A quiet week with some swelling volatility
The week that was
On the face of it was a fairly quiet week leading into the Easter break with most markets ending flat for the shortened week. However, you didn’t have to look too far below the surface to find volatility which continues to manifest itself in energy markets and US tech stocks, sectors whose fates have become strangely intertwined. The increasingly intractable and deadly outlook in Ukraine is forcing European politicians to consider boycotting Russian oil and gas (or at least weaning their economies off it sooner) which is sending energy prices and inflation higher. Even stripping out usually volatile energy and food prices the flow on effects of higher input prices combined with tight employment markets is potentially stoking a wage price spiral and cost of living concerns that are affecting people and politics from France to the US. So even though there were grounds for tentative optimism in last week’s US CPI numbers (used car prices at least started to abate) the pressure on the Fed to tighten monetary policy has increased, even amid signs of a slowing global economy. The upwards pressure on short-term interest rates is well documented but the winding down of the Fed’s balance sheet (discussed in this week’s video with Andrew Hunt) is less well understood. The idea is that the Fed buying bonds suppresses long-term interest rates and lowers the cost of capital for companies who borrow. It has elevated the values of houses and tech stocks whose long duration earnings are particularly sensitive to shifts in long-term interest rates.
All of that resulted in a noisy environment for energy and inflation, leading to long-term interest rates seesawing on successive days and the NASDAQ index moving up and down by 3% all week, ending up down more than 2%. The more industrially focused US Dow Jones index, and most European and Asian markets were down only slightly. The Australian market was again one of the best performing markets and ended slightly up for the week mainly due to the contribution of the iron ore and gold miners.

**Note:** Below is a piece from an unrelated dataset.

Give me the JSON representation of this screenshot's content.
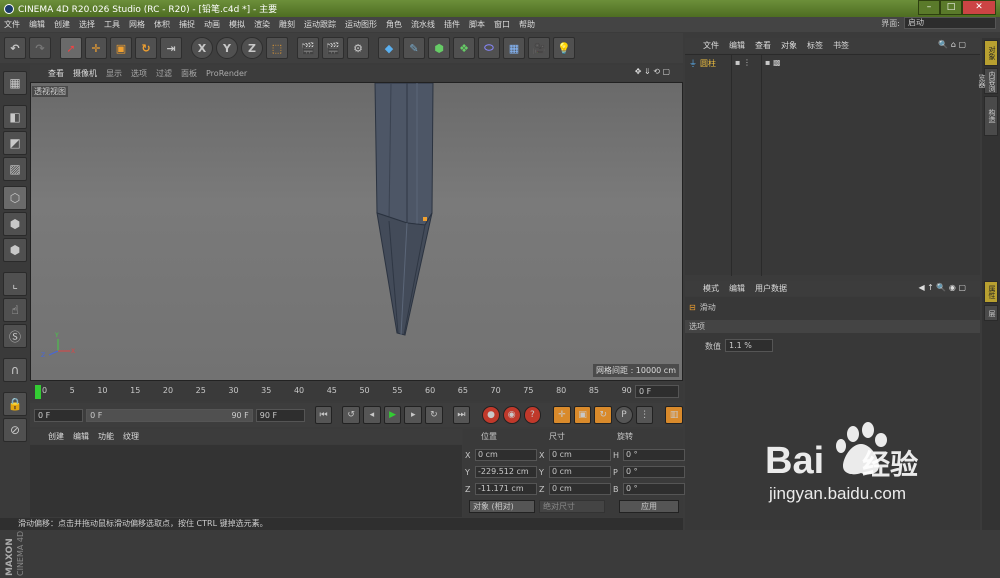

Credit spreads eased again slightly so, with rates heading up as well, this year has been death by a thousand cuts for many bond investors. In the US and globally, blue chip investment grade corporate bonds were down another 1.5% last week bringing year to date losses to almost -15%, of which 2/3rds is due to interest rates and the rest higher credit spreads. While credit spreads in the small but relatively high-quality Australian bond market have remained quite tight most diversified bond managers in Australia have also been paddling against the wind, usually with some interest rate risk in their portfolios and local government bonds also down by 6%. That means most of these diversified bond funds are also down 1-3% for the year but last week there were signs of life and we saw some of the managers we follow closely up over 0.5%. Many local bond managers feel that the market, especially in Australia, has moved too far with local 10-year rates surpassing 3% last week and have positioned for a risk-off rally in bonds. Incremental, one-way upwards pressure on yields and credit spreads has provided little scope for opportunism but maybe the noisy cross-currents of inflation, geopolitics, post-COVID earnings and monetary policy will provide a more fertile environment form this higher yield starting point.